In public-design forums, I have observed how certain people deemed too disruptive are silenced, in the name of a flowing conversation, which ultimately leads to minimal changes taking place. I have observed how, when certain issues are voiced – such as the Muslim communities’ trauma or fatigue around media probing, or an individual’s scepticism that the solution-building process isn’t permitting certain voices – the agenda is quickly rushed on. This is often not done out of a malicious intent, but rather due to the fact that no one in the room leading these forums are equipped to deal with the deep complexity of race. One of the difficulties is there is little concept of ‘expertise’ regarding race. Race and multiculturalism are issues on which everyone has an opinion and discussion can become a parade of slush-pile thoughts, keyboard warriors and a lot of charged anger and violence. We are working in outcomes-based models, in which there can be a lack of real leadership in how to manage conversations that are informed by trauma.

This is why it’s important to have the heavyweight, white power structures of government and corporation designing and advocating for multiculturalism. When it comes from their perspective, it has the added benefit of appearing less emotive: it seems reasoned and it isn’t personal. But too often this means leaving people of colour out of decision-making.

At the individual level, it should not always be up to the victim – in this case, the individual who may experience racism – to do the educating. But at the broader social level, it is important for people of colour to legitimately be able to draw from their experiences to veto existing frameworks for discussing race. In Why I’m No Longer Talking to White People About Race, Eddo-Lodge writes: ‘White feminism is a politics that expects people of colour to quietly assimilate into institutionally racist structures without kicking up a fuss. It’s a politics where people of colour are never setting the agenda. Instead, they are relegated to constantly reacting to things and frantically playing catch-up.’ The same applies to multicultural campaigns. It is important for people who experience the issue to be sitting at that table when agendas are made, to share their lived experience in order to inform broader discussion; too often they are pushed into reactive spaces, which leave them with no real power. Being brought into meetings to ‘consult’ or to share snippets of ‘cultural expertise’ is not genuine collaboration. Being asked which pre-formulated campaign is more culturally aware is tokenistic. Being placed in a leadership position where the only avenue for recourse is to once again nod and smile, for fear of being invited back, is not real collaboration.

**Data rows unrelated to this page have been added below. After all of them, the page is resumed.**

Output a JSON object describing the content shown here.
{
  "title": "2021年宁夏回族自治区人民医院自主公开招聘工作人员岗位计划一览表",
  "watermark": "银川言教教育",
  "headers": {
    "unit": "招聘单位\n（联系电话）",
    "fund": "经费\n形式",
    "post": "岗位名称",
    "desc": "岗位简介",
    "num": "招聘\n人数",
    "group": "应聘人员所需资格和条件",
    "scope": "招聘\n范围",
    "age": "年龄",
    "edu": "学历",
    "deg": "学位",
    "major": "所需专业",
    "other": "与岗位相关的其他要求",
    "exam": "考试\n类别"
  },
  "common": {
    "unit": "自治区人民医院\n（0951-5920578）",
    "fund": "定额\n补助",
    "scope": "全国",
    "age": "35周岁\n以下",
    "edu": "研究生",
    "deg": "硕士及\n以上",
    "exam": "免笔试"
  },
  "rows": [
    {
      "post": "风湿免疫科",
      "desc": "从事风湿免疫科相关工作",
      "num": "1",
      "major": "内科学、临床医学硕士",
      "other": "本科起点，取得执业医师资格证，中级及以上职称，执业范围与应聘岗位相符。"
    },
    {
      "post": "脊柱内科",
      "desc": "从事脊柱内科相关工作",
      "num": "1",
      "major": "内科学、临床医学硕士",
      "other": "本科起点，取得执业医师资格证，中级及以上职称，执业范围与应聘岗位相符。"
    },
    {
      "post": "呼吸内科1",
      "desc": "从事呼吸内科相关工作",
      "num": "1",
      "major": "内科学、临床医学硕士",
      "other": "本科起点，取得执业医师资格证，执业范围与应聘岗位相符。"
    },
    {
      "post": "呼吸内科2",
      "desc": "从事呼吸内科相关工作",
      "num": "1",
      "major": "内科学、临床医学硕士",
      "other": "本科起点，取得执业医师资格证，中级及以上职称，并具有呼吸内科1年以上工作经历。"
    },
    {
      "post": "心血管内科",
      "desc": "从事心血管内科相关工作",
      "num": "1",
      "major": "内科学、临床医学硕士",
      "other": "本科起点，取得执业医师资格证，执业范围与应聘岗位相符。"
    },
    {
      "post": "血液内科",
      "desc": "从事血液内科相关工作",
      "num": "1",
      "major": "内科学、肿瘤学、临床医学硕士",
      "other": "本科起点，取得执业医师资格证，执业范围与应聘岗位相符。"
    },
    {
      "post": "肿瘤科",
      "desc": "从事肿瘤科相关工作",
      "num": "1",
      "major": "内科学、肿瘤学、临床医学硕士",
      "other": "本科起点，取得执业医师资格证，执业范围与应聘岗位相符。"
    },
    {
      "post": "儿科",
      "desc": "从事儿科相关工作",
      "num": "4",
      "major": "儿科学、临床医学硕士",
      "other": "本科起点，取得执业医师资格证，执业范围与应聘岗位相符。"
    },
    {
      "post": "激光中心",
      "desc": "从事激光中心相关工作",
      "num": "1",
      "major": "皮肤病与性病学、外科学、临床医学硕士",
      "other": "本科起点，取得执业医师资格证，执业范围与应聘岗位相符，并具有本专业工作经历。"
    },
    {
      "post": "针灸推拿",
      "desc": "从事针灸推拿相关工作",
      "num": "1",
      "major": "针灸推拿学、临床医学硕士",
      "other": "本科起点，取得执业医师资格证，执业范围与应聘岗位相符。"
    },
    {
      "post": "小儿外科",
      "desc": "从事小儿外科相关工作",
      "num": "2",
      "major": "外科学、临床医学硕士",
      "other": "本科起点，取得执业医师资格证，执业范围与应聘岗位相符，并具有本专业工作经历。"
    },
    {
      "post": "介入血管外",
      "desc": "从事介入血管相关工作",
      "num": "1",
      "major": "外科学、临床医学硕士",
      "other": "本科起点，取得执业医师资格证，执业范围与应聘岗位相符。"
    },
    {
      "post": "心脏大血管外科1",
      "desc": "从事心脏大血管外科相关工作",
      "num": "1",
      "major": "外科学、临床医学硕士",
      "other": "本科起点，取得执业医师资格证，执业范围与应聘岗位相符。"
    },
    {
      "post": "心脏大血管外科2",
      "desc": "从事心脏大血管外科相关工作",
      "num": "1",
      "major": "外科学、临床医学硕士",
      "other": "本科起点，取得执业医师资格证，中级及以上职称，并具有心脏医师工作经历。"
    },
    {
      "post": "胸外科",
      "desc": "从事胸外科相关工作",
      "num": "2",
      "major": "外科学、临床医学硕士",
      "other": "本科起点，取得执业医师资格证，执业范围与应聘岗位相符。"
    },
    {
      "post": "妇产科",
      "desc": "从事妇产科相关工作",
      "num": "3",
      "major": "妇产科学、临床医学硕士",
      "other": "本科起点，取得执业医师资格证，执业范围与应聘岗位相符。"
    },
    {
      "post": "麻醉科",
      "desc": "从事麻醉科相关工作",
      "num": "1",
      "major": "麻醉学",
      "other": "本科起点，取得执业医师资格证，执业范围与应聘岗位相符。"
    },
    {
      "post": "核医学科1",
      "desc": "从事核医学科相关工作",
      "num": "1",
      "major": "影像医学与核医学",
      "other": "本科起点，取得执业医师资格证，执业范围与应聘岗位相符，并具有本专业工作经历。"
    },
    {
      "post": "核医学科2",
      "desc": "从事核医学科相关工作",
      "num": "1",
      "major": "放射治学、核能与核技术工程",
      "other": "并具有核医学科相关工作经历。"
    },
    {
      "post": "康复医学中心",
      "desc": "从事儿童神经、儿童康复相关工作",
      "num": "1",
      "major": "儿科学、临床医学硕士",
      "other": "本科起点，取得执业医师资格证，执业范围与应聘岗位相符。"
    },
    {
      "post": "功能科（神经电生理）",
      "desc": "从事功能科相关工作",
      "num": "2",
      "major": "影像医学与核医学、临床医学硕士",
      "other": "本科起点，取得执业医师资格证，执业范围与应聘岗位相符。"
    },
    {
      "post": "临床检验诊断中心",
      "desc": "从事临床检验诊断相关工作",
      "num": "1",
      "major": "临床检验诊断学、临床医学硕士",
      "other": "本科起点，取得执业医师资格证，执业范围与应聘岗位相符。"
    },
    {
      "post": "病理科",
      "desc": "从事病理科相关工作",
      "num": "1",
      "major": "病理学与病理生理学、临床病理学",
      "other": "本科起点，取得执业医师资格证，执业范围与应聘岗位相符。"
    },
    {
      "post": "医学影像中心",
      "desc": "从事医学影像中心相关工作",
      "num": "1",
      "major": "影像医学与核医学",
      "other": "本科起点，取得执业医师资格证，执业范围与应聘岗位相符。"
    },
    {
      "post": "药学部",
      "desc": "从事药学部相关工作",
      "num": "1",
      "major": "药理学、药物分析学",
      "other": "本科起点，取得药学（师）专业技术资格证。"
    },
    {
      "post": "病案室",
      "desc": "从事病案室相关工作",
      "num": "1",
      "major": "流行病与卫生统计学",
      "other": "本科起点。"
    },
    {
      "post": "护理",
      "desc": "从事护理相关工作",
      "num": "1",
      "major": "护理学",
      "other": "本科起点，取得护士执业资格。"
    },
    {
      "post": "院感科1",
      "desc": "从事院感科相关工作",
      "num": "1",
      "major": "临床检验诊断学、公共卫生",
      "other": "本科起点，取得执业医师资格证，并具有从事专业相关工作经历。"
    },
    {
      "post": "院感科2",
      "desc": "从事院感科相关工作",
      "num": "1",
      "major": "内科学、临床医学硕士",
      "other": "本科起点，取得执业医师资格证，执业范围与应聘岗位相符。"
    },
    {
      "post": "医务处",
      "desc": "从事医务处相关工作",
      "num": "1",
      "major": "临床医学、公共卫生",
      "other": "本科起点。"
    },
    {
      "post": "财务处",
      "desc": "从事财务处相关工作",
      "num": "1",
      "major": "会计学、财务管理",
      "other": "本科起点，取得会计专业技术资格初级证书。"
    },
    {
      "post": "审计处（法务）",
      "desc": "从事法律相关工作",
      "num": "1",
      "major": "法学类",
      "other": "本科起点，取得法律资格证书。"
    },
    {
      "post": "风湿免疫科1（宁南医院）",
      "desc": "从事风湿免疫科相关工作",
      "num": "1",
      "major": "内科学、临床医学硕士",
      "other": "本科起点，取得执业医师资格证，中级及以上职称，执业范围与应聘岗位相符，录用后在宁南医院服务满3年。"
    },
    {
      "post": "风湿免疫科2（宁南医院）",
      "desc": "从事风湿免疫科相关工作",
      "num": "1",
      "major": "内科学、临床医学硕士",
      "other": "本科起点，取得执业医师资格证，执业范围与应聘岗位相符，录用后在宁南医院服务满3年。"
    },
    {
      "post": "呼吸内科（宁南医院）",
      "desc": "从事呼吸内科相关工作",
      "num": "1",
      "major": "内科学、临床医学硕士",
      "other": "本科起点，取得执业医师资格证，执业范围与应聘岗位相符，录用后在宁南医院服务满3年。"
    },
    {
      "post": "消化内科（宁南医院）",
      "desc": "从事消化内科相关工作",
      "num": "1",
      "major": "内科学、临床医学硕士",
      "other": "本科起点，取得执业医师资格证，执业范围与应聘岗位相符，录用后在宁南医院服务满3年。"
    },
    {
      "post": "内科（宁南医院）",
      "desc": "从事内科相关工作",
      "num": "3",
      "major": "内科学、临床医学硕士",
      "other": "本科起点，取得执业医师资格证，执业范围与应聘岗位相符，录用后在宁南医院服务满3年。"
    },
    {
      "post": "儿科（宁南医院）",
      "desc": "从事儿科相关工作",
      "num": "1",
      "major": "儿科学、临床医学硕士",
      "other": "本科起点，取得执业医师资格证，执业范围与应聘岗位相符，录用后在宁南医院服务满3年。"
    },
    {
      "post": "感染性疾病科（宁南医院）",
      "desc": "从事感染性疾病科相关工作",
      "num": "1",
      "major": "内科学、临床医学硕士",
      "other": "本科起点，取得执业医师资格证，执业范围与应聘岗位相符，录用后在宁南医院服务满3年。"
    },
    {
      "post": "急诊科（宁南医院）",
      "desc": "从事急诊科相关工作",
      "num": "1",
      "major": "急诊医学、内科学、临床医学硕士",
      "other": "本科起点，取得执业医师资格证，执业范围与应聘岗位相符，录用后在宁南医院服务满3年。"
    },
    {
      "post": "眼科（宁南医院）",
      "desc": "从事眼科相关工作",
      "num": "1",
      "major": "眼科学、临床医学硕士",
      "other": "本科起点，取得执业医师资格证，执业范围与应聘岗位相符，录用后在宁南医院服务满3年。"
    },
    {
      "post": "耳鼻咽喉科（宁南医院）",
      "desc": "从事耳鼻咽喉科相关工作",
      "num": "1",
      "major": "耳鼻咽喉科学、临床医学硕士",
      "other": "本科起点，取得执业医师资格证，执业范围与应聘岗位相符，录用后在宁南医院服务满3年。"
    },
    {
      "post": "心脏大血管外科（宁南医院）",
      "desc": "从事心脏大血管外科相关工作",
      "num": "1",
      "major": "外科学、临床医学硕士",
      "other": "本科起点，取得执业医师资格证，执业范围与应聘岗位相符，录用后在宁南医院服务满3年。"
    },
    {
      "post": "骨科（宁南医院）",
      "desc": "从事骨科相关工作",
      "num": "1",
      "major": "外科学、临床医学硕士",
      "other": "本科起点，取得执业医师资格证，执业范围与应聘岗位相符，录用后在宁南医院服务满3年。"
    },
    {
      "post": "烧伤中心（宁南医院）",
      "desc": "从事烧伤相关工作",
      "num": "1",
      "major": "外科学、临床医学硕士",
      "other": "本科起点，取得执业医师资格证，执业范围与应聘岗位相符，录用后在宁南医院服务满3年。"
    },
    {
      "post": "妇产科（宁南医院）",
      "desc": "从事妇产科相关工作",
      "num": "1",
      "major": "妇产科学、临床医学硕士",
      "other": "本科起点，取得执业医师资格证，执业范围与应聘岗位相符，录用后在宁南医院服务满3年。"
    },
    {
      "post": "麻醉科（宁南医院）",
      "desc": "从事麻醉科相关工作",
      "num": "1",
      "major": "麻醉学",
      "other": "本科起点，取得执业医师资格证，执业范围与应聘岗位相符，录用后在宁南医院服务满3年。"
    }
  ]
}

AUSTRALIA’S FUTURE IS looking more culturally and linguistically diverse than ever. Almost half of Australia – around 49 per cent, according to 2016 census data – are either first- or second-generation migrants. Despite the smiling faces of migrants saying they are ‘so lucky’ and young people saying ‘we are all the same’, there is a growing resentment, fear and anger on the part of those who claim to safeguard ‘Australian values’. Australia currently has only one organisation that specifically addresses the reality of white supremacy in the country, All Together Now, a registered charity committed to anti-racism work. This is where the debate around multiculturalism needs to be opened up.

What if in our workplaces we began designing multicultural campaigns and stories that moved beyond a model that seeks to pacify those with an anti-immigration stance? What if we found a way to acknowledge the fear and anger coming from all sides and began the discussion from that starting point? What if we stopped hiding all the loaded questions behind smiling faces on posters and allowed space to ask, What are you so angry about? What are you so fearful of? And, What does power – and the fear of losing it – really mean? If those of us working in the field of cultural diversity aren’t given the time or psychological support to lead these unpopular conversations internally, and campaign designs are not open to new ways to explore the hurt, the conflict and the ugly, then how can we expect it to happen?